Dr. Ethier’s research has included psychosocial, behavioral, organizational and clinical factors related to women’s health, maternal health and adolescent sexual and reproductive health. She has authored or co-authored numerous articles and book chapters for peer-reviewed publications. Dr. Ethier earned her PhD in social psychology from the Graduate Center of the City University of New York.
Demetre Daskalakis, MD
Director, Division of HIV Prevention
Dr. Demetre Daskalakis is CDC’s Director of the Division of HIV Prevention (DHP) in the National Center for HIV, Viral Hepatitis, STD, and TB Prevention (NCHHSTP). He guides the Division in providing national leadership and support for HIV epidemiologic research and surveillance of the behaviors and determinants of HIV transmission and disease progression, and for prevention research and the development, implementation, and evaluation of evidence-based HIV prevention programs that serve people affected by or at risk for HIV.
Dr.
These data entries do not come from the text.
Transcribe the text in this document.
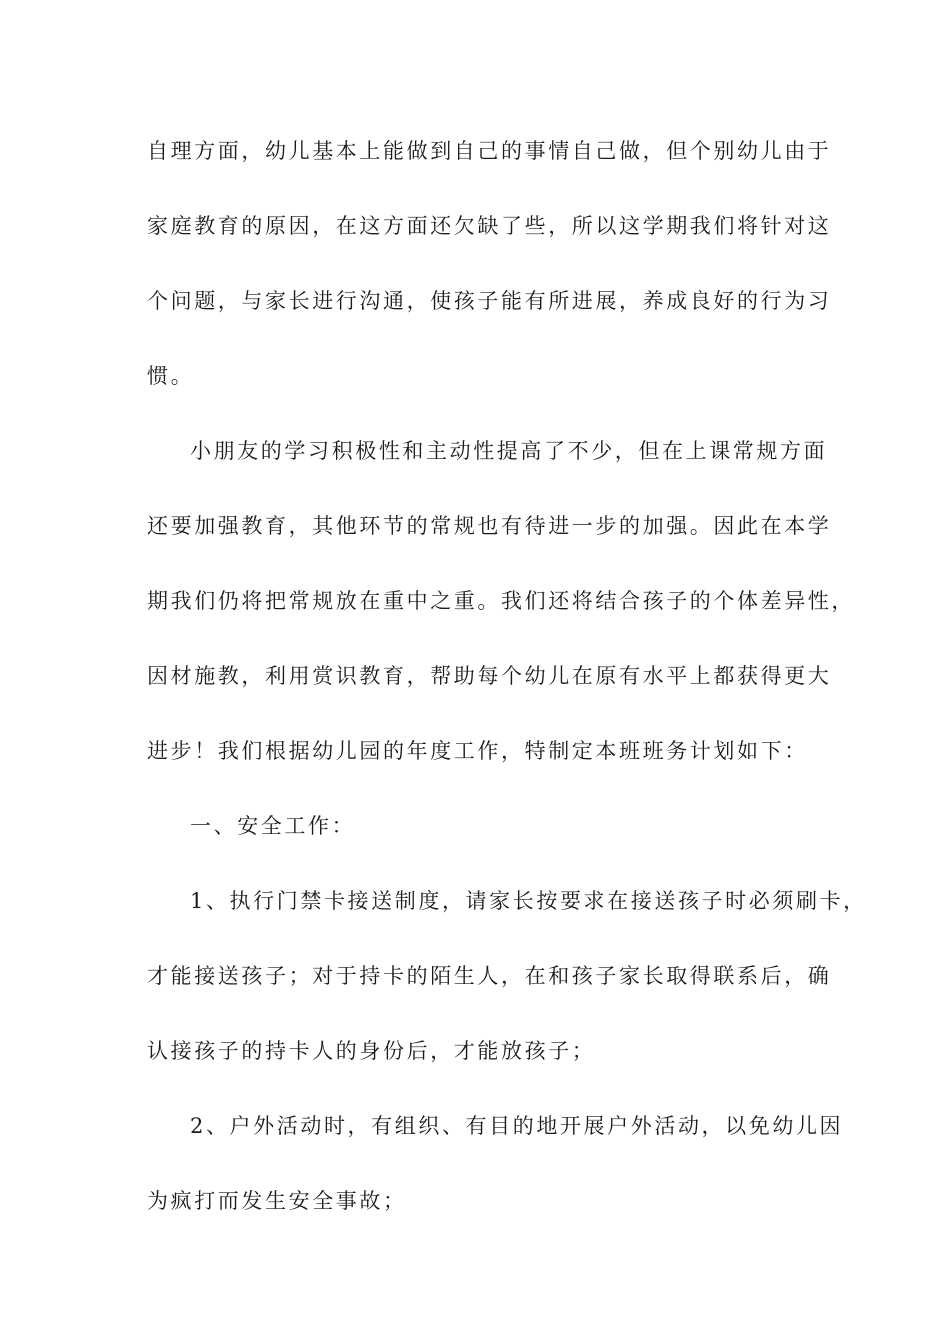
自理方面，幼儿基本上能做到自己的事情自己做，但个别幼儿由于
家庭教育的原因，在这方面还欠缺了些，所以这学期我们将针对这
个问题，与家长进行沟通，使孩子能有所进展，养成良好的行为习
惯。
小朋友的学习积极性和主动性提高了不少，但在上课常规方面
还要加强教育，其他环节的常规也有待进一步的加强。因此在本学
期我们仍将把常规放在重中之重。我们还将结合孩子的个体差异性，
因材施教，利用赏识教育，帮助每个幼儿在原有水平上都获得更大
进步！我们根据幼儿园的年度工作，特制定本班班务计划如下：
一、安全工作：
1、执行门禁卡接送制度，请家长按要求在接送孩子时必须刷卡，
才能接送孩子；对于持卡的陌生人，在和孩子家长取得联系后，确
认接孩子的持卡人的身份后，才能放孩子；
2、户外活动时，有组织、有目的地开展户外活动，以免幼儿因
为疯打而发生安全事故；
Daskalakis began his career as an attending physician at Bellevue Hospital in New York City, New York (NYC), where he spearheaded several public health programs focused on community HIV testing and prevention. He has since served in a number of healthcare and public health capacities in NYC. Most recently, he served as the Deputy Commissioner for the Division of Disease Control at the NYC Department of Health and Mental Hygiene. Dr. Daskalakis directed the public health laboratory and all infectious disease control programs for NYC, including HIV, tuberculosis, sexually transmitted infections, vaccine-preventable diseases, and general communicable diseases. In addition to his leadership in infectious disease control efforts, he served as the NYC Department of Health and Mental Hygiene incident commander during the measles outbreak of 2018-2019, as well as the 2020 COVID-19 public health emergency.
Dr. Daskalakis received his medical education from the NYU School of Medicine and completed his residency training at Beth Israel Deaconess Medical Center in Boston. He also completed clinical infectious disease fellowships at the Brigham and Women’s Massachusetts General Hospital combined program and received a Master of Public Health from the Harvard T.H. Chan School of Public Health. Dr. Daskalakis is recognized nationally and internationally as an expert in HIV prevention and has focused much of his career on the treatment and prevention of HIV and other STIs as an activist physician with a focus on LGBTQIA+ communities.